As cities strive to meet net zero carbon targets, green mobility has become a priority.
Yet new technology, real estate and human-centric city planning are equally essential if we are to succeed in the transition to a more sustainable world. Planning cities that are more livable, energy-efficient and resilient to environmental change is a challenge that will require broader thinking. In this blog post, Martina Williams, Head of JLL Work Dynamics DACH and CEE at JLL, DACH & CEE, describes, how sustainable cities can scale their impact on decarbonisation.
Technology that captures information on how people use urban spaces is vital. For cities to harness the vast amounts of data that can deliver such insights at large scale, buildings need to be digitally connected.
Many buildings already make use of occupancy sensors to optimise energy use, while air quality sensors are increasingly critical to ensure ventilation meets health standards. At the same time, the pandemic has accelerated adoption of technology that delivers real-time information on what people need and want, creating demand among companies for flexible, tech-enabled real estate.
Smart buildings that can share with each other real-time data on space usage and resource consumption could catalyse the energy and carbon efficiency that is so urgently needed in the built environment. However, regulatory hurdles, security concerns and a lack of standardisation often hinder efforts to scale such technological capabilities to city level, while also limiting potential for the scaling of mobility schemes.
Given that carbon emissions from buildings make up between 60 to 70 percent of emissions in urban centres, real estate must be a pillar of cities’ decarbonisation strategies. Retrofitting work, from heat pumps for energy efficiency to photovoltaic solutions, may not sound as glamourous as mobility innovation such as electrified public transport, but at scale can play a major role in cutting emissions.
The real estate industry is now undergoing a digital transformation that could be the key to developing smart networks of truly connected buildings, enabling large-scale data insights that can drive decarbonisation across cities.
The good news is that real estate investors and corporate owners of buildings now recognise the need to make buildings smarter and more sustainable, in response to rising demand from large corporate occupiers who have publicly made their own net zero commitments. These market forces are likely to soon impact smaller property owners too, creating a blanket premium on spaces that meet higher environmental standards.
Investors and corporate building owners already value more highly those buildings with a clear roadmap for cutting emissions, according to JLL research. They now need to recognise the importance of property technologies that contribute to the smart, net zero city. By doing so, investors can help bring into the fold technological solutions that transform cities’ digital ecosystems and enable data-driven decarbonisation efforts.
Social impact is a vital aspect of the drive to decarbonise cities. In these post-pandemic years, cities that attract residents and investment will be those that support wellbeing, happiness and productivity.
It’s why city planning must consider the human experience. Amongst other concepts, a greater focus on this is emerging within mixed-use developments. Major urban transformation schemes can bring in new approaches to placemaking, prioritising sustainability alongside inclusiveness and digitization.

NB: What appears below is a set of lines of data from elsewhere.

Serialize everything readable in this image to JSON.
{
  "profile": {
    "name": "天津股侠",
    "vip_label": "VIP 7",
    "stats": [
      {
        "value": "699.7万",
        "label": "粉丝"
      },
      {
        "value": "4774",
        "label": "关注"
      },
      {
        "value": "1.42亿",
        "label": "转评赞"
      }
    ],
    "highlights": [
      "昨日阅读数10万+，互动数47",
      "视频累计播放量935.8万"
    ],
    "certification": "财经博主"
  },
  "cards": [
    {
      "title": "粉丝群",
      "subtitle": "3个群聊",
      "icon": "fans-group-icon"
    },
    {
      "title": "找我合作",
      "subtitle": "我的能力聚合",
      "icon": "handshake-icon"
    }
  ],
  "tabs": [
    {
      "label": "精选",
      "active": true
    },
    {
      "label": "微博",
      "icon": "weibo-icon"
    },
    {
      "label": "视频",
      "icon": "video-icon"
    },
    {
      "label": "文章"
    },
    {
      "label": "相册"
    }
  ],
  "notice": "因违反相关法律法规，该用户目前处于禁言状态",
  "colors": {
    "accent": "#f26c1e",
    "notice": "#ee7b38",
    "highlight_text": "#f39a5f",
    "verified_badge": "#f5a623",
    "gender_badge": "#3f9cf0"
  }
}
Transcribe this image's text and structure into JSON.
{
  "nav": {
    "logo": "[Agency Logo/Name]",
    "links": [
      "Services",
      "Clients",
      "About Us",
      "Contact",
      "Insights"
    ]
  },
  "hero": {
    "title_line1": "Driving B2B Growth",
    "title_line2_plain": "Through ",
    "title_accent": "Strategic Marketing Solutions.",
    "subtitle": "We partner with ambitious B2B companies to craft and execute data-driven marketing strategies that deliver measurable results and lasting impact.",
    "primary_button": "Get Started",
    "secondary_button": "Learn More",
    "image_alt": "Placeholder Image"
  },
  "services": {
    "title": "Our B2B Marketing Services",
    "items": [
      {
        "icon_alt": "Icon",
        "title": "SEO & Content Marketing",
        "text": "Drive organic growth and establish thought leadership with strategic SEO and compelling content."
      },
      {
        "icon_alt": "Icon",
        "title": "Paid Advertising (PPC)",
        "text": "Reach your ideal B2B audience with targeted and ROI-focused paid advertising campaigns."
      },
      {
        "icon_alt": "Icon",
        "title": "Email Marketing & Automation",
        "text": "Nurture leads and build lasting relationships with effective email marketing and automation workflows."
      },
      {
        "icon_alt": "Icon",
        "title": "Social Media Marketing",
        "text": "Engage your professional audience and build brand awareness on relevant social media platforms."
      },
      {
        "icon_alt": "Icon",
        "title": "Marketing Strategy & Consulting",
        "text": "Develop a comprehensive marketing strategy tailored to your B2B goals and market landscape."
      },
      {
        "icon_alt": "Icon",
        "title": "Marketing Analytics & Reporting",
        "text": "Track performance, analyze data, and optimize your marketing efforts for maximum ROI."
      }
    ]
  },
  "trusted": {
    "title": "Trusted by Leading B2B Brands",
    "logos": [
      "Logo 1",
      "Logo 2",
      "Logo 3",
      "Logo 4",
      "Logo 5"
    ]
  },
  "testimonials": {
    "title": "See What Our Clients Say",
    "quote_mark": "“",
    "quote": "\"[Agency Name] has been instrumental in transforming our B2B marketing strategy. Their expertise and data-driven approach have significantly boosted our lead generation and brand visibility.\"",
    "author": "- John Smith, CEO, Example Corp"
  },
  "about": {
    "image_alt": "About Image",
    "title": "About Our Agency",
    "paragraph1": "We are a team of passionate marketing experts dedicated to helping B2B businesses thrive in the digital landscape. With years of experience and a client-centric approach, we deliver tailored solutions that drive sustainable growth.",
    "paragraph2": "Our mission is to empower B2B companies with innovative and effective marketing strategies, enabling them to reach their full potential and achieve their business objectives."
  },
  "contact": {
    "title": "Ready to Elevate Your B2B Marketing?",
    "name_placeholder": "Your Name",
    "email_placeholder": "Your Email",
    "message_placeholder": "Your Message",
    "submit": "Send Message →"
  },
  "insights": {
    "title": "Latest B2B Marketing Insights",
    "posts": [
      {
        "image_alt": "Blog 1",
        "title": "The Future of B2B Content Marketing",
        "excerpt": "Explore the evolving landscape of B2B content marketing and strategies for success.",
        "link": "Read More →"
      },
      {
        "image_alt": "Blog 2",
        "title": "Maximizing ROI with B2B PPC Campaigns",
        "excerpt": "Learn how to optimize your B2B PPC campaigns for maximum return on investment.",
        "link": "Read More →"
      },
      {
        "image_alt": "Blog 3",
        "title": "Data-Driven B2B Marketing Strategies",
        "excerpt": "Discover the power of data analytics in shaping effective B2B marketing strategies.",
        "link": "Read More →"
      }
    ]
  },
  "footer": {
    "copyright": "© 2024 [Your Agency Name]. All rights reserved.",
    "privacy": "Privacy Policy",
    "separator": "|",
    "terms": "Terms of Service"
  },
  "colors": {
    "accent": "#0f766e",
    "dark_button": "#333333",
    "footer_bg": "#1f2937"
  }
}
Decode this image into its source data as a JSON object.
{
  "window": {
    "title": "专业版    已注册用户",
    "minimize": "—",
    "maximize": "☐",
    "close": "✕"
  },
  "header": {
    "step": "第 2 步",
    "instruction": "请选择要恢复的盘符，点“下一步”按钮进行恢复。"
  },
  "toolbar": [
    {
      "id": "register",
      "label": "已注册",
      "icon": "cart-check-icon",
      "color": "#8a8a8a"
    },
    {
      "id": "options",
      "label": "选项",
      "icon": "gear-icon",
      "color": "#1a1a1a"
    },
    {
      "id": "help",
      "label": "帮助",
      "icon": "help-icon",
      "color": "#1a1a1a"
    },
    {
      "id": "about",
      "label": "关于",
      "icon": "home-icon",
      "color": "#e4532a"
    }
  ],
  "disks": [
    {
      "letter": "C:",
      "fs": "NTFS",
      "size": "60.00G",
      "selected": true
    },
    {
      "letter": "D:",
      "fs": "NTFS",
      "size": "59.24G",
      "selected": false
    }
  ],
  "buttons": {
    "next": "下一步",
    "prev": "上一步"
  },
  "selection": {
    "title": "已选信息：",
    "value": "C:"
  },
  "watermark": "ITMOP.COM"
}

This will be vital in the drive to reimagine urban centres as biodiverse, safe and multifunctional spaces that attract communities to gather and connect. Holistic governance that oversees entire areas can help ensure equitable access to these opportunities – and ultimately nurture diverse, dynamic communities with long-term value for people and cities.
Just as key is the need to integrate sustainability into city planning – something that will require strong co-creation and collaboration between civic authorities and real estate developers. While governments can provide incentives and education to encourage innovation and investment in retrofitting and sustainability technologies, many property groups have substantial knowledge and skills that can be shared with those who are earlier in their decarbonisation journey.
People and businesses are increasingly likely to favour greener cities, while 65 percent of real estate investors say they prioritise investing in cities with progressive climate policies.
In the years to come, assessments of a city’s real estate potential will go beyond traditional measures like Gross Domestic Product (GDP), employment and population statistics to consider innovation and talent pools as metrics that reflect a city’s livability and sustainability. In China, the city of Shenzhen has been moving from GDP to Gross Ecosystem Product (GEP) as its accounting system to measure the city’s development and drive policy, with its first annual GEP figure due to be produced this year.
We are in a crucial decade for taking climate action. Addressing the impact of real estate will be the engine for lasting changes that create – and preserve – the value in our built environment.